Viver o momento presente.

Uma coisa que parece simples mas na verdade é muito difícil… A gente acha que vive no presente, mas agora…. agora mesmo, você tá pensando no que vai fazer, no que já fez, lembrando do ano passado, ou pensando na próxima viagem, no próximo mês… Planejar é normal, recordar também, mas tendo a consciência do agora. É agora que estamos, só vivemos agora.

Agora eu estou escrevendo isso aqui. E eu preciso muito praticar essa coisa de viver o presente.

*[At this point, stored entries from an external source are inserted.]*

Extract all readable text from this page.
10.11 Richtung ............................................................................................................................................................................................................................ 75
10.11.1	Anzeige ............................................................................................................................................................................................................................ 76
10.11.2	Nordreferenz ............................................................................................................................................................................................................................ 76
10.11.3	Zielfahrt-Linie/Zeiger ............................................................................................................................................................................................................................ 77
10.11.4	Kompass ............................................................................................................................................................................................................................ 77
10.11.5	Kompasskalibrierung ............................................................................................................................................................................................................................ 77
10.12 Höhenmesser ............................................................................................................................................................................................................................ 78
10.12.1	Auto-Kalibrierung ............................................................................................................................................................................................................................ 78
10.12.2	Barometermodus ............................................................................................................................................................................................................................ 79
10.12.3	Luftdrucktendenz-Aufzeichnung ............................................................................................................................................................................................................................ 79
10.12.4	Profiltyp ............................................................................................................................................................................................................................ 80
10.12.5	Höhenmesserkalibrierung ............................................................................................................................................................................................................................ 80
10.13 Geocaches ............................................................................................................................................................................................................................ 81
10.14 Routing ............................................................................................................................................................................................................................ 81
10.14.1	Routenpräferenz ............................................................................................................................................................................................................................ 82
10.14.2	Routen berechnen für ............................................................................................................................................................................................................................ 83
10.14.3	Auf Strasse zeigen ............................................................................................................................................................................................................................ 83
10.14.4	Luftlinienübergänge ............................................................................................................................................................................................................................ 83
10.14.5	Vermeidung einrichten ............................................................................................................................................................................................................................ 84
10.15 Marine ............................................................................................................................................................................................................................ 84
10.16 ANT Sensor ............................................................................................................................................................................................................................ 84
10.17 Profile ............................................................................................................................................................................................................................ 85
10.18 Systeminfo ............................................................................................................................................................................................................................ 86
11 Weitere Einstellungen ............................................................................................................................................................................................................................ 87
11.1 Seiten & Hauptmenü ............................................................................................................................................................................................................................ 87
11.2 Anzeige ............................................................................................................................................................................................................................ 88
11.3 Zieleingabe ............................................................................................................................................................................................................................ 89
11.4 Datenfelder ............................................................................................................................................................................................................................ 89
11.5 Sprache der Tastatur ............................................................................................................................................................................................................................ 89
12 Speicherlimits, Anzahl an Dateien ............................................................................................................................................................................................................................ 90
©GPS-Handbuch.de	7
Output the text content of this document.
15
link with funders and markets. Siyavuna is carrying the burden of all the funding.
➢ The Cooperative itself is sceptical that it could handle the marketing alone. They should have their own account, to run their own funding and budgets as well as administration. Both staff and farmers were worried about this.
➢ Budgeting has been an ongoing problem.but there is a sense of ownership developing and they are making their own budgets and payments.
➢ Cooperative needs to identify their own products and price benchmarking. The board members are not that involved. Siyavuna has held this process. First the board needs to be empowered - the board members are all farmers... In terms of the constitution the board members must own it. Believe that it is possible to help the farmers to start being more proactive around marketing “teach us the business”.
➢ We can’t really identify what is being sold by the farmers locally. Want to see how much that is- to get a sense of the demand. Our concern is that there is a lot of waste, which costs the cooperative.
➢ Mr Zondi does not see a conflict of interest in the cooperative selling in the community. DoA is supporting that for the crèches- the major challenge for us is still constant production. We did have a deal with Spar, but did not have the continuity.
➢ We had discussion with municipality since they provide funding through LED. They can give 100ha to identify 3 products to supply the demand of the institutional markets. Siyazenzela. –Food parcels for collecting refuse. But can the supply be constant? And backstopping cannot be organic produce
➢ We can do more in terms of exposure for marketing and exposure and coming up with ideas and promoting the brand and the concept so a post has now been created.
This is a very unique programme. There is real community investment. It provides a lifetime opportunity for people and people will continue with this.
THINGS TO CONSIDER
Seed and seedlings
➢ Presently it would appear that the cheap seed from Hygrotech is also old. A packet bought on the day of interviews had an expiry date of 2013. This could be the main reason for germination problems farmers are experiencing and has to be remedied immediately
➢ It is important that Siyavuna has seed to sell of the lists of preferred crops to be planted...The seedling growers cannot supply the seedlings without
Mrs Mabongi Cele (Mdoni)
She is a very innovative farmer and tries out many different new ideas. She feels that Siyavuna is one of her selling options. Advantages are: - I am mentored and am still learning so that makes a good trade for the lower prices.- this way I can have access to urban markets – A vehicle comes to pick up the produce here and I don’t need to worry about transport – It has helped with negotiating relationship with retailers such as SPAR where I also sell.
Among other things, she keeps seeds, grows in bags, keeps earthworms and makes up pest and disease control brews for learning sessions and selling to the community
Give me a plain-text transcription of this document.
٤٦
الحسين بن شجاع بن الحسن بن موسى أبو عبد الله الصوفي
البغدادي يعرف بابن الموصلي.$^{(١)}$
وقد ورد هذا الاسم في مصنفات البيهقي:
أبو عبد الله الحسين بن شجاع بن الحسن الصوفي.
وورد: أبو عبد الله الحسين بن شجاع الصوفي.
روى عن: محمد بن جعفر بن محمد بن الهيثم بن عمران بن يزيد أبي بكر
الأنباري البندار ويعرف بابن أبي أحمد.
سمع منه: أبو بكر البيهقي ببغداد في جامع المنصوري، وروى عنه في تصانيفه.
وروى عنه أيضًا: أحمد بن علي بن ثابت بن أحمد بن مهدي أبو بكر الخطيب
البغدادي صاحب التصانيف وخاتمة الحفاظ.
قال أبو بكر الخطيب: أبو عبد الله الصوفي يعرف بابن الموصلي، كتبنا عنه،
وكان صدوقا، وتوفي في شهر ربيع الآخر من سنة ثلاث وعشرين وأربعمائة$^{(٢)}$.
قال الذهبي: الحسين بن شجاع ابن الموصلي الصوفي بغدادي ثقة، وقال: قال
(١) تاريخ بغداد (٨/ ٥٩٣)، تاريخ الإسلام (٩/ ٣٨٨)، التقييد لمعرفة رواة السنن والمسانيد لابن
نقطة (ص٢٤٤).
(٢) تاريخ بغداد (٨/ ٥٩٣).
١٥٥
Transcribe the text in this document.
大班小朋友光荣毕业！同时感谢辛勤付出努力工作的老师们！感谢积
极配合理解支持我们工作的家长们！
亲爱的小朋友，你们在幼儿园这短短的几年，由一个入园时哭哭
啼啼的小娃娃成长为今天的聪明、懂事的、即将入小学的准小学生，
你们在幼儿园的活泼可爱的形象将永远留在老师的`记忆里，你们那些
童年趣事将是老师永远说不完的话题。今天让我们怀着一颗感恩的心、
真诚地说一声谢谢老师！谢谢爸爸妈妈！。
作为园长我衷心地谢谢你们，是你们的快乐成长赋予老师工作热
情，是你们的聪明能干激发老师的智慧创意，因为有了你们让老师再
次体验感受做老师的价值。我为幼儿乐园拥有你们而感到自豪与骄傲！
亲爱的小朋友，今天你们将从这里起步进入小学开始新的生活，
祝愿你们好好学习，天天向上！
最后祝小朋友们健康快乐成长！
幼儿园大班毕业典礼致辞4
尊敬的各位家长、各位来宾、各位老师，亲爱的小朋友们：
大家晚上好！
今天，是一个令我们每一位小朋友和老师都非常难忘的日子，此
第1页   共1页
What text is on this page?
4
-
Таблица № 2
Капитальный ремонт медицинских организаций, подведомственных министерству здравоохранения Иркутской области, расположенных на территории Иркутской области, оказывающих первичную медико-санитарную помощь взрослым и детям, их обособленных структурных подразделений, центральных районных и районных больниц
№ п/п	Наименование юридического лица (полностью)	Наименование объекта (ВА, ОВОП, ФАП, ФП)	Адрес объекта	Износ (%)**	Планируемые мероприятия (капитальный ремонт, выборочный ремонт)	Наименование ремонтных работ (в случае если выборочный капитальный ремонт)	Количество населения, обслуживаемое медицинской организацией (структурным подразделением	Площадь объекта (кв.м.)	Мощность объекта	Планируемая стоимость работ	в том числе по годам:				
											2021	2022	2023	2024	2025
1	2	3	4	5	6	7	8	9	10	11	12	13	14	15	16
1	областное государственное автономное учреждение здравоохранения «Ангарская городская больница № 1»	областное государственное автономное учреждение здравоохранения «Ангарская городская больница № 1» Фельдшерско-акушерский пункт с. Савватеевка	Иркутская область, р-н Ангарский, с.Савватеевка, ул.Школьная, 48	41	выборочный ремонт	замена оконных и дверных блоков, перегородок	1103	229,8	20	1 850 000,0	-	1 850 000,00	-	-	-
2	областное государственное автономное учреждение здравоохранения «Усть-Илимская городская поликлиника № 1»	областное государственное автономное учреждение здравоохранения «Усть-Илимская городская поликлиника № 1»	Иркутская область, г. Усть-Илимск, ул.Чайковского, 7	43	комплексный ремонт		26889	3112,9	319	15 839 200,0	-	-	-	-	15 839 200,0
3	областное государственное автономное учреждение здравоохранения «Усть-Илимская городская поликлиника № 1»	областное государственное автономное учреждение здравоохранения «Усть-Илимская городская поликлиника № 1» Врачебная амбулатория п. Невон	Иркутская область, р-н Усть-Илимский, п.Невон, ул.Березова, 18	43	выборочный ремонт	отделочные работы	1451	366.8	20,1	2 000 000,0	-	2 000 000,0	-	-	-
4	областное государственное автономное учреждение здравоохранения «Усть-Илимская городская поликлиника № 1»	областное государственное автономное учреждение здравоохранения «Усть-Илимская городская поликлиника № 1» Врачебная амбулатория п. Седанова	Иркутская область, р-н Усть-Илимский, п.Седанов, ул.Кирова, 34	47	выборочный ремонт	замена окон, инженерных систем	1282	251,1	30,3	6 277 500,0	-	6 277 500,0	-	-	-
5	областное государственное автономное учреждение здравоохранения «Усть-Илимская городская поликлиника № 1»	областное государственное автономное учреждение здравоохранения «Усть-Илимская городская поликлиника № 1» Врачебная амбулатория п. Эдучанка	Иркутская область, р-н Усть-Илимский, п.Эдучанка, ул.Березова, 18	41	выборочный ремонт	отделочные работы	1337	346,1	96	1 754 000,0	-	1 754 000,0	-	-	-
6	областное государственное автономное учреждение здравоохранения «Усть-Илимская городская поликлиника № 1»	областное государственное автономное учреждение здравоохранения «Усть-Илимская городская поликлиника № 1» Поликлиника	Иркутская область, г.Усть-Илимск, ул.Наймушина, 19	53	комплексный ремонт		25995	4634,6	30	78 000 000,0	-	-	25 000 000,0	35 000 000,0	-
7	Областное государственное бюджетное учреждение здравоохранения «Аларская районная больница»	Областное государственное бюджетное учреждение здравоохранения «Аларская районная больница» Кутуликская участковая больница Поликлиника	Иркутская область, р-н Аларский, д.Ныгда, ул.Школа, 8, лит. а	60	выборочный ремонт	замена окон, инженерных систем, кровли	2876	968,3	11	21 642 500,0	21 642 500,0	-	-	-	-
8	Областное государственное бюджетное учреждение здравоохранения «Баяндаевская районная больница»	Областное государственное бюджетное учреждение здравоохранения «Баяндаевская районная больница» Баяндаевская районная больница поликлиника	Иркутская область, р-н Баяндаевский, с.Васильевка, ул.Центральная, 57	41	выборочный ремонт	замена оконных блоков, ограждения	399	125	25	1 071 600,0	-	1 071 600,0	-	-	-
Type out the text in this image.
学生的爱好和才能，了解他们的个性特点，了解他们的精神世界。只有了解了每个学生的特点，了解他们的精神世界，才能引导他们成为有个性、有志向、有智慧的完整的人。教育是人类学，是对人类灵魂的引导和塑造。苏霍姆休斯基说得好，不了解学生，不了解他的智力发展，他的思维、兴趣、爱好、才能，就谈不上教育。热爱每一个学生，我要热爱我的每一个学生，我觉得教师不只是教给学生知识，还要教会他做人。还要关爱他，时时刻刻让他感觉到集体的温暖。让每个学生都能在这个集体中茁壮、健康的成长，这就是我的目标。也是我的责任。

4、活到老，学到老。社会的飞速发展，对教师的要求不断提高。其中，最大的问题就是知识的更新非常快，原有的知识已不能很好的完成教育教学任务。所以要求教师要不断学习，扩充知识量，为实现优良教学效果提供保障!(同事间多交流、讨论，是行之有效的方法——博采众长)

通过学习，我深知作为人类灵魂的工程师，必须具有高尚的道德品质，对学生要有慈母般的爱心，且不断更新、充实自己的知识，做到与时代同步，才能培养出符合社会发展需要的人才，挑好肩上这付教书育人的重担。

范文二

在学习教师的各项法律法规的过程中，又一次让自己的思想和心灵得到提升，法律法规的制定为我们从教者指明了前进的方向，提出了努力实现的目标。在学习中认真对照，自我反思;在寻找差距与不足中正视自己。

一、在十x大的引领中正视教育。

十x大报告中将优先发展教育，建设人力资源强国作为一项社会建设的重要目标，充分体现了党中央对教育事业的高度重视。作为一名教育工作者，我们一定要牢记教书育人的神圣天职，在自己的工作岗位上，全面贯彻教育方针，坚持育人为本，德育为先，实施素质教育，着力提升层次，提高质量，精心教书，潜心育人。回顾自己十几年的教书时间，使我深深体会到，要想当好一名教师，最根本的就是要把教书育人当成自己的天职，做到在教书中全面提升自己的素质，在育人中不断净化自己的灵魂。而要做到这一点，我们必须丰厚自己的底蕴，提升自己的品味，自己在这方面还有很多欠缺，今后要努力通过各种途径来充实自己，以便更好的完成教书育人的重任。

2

Grande parte de ansiedades e afins vêm dessa nossa mania de viver no passado ou no futuro, pensando sempre no próximo passo ou martelando o passo anterior, ao invés de viver plenamente o passo que está sendo dado.

Sobre o momento presente, além de vivê-lo, aceitá-lo também é necessário. Porque muitas vezes nós não vivemos o presente por não estarmos satisfeitos com ele, ficamos pensando em outros tempos melhores (futuro ou passado)… Ou pior, às vezes estamos super satisfeitos no momento presente, mas não conseguimos aproveitar pensando que amanhã vai ser difícil, ou mês que vem, ou daqui uma hora, sei lá…

O quanto já deixei de viver um presente pleno porque a minha mente me prendeu num problema passado ou numa coisa que ainda nem tinha acontecido e podia dar errado… [Você também? Me abraça?]. Em 2015 viajei pra Europa e passei um mês lá, tinha largado o emprego antes e perto da volta eu confesso que perdi preciosos “agoras” pensando no que faria da vida quando voltasse pro Brasil (não que não pudesse pensar nisso, mas pensei em momentos em que poderia estar aproveitando melhor alguma experiência).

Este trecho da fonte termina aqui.